Grima rummages through those political parties who found their fortunes on manifestos manufactured by the opinion polls (from the media-conscious Blairite Labour and Berlusconi’s dumb-friendly Forza Italia), where ideology does not matter as much. Not as much as for the Italian communists, for example. “But they’re not the party led by the Berlinguer I interviewed… and that time is now over. It’s a different world: a world that is consuming far more than before, that has to find a way of preserving the planet, where people want satisfaction over a broad sweep of things, in clothing, the houses they need, the urban areas they want, and the pleasure they get from communication… it’s a totally different world.”
And from this, we return to the need to that very crude notion of delivering ‘efficiency’ to the electorate. “30,000 people had a choice, and they said they wouldn’t vote PN, definitely. Labour wasn’t an option either. And most of them were young people who say it isn’t sexy to vote Labour anymore. This is why Labour has to become more meaningful to people’s lives, to do better for the country, and to give people the satisfaction of living in this country.

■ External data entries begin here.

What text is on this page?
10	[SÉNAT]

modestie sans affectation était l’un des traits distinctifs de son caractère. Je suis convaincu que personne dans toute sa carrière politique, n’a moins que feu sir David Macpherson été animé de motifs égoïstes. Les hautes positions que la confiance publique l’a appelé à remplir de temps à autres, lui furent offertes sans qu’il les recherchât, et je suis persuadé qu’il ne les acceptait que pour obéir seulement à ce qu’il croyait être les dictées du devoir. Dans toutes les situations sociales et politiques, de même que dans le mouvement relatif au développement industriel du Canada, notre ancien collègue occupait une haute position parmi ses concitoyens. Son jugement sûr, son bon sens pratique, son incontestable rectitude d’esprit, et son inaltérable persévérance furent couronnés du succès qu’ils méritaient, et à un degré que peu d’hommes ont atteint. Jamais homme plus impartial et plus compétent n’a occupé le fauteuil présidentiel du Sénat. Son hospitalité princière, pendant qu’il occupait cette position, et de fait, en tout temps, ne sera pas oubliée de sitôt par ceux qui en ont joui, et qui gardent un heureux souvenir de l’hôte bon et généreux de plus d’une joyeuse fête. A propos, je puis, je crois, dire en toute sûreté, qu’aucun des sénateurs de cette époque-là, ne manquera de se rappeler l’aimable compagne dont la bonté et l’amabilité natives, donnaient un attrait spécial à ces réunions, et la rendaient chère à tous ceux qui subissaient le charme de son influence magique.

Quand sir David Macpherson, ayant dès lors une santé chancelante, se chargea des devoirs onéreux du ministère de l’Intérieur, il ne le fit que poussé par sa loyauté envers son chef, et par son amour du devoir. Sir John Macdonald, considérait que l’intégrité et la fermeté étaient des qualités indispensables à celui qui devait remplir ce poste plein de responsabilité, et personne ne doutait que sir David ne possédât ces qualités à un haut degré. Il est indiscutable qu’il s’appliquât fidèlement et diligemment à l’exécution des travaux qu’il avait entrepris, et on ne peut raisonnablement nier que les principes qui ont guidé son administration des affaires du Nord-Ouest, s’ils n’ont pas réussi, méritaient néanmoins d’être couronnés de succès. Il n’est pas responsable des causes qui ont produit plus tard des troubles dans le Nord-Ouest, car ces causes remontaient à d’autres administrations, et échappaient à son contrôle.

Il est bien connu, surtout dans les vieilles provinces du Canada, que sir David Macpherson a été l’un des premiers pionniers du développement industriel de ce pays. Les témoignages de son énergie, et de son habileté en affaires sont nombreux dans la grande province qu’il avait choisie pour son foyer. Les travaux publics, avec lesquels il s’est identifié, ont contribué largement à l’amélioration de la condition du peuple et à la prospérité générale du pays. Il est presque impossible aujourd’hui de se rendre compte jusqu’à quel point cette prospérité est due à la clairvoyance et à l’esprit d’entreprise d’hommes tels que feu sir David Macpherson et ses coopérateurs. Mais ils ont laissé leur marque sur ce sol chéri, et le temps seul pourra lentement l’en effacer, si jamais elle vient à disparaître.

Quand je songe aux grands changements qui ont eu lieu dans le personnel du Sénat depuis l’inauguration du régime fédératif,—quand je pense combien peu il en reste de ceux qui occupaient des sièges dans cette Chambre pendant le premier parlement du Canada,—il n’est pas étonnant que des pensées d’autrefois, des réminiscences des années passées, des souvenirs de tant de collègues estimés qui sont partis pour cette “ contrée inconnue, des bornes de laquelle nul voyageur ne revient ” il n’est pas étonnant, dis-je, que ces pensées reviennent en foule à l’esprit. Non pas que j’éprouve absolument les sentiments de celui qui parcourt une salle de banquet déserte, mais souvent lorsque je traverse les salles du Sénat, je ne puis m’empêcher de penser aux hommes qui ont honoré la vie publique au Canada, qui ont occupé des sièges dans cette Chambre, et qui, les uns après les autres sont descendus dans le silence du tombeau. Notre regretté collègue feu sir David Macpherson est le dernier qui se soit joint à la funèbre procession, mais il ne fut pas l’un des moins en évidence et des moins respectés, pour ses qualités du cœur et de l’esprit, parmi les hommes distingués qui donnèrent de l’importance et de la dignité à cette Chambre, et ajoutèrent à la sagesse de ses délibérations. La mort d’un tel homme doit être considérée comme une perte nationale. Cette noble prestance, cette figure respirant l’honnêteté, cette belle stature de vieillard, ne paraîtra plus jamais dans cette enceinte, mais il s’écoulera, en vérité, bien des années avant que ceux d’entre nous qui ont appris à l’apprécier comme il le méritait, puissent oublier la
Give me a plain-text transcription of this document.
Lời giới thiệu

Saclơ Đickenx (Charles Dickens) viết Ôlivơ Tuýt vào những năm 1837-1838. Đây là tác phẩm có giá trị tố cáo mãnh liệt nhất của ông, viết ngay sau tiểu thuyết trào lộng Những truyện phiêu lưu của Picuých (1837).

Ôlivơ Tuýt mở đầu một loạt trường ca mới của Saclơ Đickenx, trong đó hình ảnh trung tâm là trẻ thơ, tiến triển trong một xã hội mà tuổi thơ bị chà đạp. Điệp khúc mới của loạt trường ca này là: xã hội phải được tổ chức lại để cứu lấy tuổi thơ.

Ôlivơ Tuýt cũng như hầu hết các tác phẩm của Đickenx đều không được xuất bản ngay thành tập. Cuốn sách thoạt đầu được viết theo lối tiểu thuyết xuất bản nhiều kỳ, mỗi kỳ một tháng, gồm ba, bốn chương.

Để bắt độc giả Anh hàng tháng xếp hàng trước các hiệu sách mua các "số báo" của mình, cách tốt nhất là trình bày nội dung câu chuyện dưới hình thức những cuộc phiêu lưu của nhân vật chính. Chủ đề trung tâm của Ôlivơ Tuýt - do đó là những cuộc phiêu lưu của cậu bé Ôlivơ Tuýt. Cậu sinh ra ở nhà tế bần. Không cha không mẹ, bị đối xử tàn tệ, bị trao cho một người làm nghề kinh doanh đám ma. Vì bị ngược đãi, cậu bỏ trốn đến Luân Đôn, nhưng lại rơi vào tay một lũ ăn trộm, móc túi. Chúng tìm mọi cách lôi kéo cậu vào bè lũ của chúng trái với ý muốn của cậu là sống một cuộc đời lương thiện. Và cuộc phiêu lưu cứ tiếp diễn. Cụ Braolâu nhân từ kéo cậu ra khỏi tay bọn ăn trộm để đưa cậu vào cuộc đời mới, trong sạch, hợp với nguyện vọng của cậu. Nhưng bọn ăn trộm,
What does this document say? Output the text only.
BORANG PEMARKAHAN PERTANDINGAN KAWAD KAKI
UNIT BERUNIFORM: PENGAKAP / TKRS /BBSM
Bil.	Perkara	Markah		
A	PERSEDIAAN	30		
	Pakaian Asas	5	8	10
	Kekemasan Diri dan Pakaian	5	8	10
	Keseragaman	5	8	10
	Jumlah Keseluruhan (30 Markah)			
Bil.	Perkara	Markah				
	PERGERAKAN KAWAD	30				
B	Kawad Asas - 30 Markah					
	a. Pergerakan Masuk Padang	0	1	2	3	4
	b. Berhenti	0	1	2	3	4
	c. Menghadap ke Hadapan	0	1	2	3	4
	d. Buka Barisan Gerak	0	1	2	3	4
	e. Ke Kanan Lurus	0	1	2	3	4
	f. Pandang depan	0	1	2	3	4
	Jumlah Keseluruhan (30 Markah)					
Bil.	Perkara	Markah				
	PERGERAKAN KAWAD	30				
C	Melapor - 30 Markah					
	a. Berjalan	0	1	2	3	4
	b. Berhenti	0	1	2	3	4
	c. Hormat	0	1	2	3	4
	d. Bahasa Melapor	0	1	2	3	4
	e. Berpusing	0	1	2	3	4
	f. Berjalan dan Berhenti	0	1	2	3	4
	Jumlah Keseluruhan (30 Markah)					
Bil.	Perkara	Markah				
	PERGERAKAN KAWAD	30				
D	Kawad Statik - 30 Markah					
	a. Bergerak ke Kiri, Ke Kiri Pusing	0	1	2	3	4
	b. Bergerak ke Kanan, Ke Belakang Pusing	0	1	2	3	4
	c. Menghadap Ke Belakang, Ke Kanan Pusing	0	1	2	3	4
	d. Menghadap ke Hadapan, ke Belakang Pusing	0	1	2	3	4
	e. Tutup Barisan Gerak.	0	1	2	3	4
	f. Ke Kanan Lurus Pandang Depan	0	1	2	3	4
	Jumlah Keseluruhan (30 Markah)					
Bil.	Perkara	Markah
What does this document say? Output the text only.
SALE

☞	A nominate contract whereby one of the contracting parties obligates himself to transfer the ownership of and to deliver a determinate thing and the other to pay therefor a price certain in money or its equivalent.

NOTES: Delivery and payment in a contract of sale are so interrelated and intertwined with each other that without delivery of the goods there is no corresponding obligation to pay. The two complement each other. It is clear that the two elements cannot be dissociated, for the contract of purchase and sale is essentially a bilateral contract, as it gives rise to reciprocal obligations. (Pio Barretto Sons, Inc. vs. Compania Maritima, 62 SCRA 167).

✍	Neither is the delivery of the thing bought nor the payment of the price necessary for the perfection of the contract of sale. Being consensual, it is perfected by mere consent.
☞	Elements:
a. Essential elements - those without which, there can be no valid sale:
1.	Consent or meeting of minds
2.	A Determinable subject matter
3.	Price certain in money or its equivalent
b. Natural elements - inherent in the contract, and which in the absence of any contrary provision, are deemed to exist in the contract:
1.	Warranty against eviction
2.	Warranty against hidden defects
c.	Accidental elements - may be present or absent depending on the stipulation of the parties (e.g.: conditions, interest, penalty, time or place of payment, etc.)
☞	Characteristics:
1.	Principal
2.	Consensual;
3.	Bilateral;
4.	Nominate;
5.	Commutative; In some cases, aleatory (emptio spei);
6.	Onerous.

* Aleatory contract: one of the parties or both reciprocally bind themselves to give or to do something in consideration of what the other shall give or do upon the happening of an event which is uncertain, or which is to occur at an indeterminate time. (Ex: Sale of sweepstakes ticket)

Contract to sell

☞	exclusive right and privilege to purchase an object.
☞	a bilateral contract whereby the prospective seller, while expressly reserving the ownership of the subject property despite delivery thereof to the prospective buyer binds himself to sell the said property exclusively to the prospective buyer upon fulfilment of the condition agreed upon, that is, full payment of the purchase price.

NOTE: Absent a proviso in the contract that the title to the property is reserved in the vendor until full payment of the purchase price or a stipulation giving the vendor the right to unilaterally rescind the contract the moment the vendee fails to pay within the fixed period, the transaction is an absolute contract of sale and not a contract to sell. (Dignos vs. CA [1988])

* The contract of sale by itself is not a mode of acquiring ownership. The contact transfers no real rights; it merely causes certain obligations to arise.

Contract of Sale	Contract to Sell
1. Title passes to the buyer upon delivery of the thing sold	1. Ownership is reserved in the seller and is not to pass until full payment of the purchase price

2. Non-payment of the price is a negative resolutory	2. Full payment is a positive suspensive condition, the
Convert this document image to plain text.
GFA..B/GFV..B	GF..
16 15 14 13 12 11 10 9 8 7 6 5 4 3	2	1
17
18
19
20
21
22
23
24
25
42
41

Before we get back to Joseph Muscat, I mention his maligned endorsement by the German MEP Martin Schulz, the chairman of the socialist MEPs. To which Grima, evidently untainted by any historic hang-ups, mocks the angry reaction to Muscat’s endorsement as a throwback to Mintoff’s Foreign Interference Act (which bans foreign participation in local politics). “What the hell are we talking about?” he splutters with incredulousness. “Haven’t people understood what being an EU member is all about? There are no borders. Where is this idea of the big wise man coming from afar to influence delegates coming from?”
“I have great faith in youth,” Grima says, referring to Joseph Muscat and the reason he endorsed him. “I have faith in educated youth, in youth that shows moderation and measure, youth that doesn’t want to use politics for self-aggrandisement. Muscat is an economist. Labour needs somebody who has the time to settle down, learn, appreciate what’s good and what isn’t about this country, and concentrate on righting what’s wrong, and not get into useless arguments with the Nationalists over nothing. He is the sort of man who should lead the Labour Party. He has five years ahead of him to use well, think in terms of what works for all of us, whether we are Nationalist or Labour. Labour has to stop being divisive about every single little thing. This is a country that is too small to be divided over everything. From the contenders there are, Joseph Muscat is able to take this step of quality.”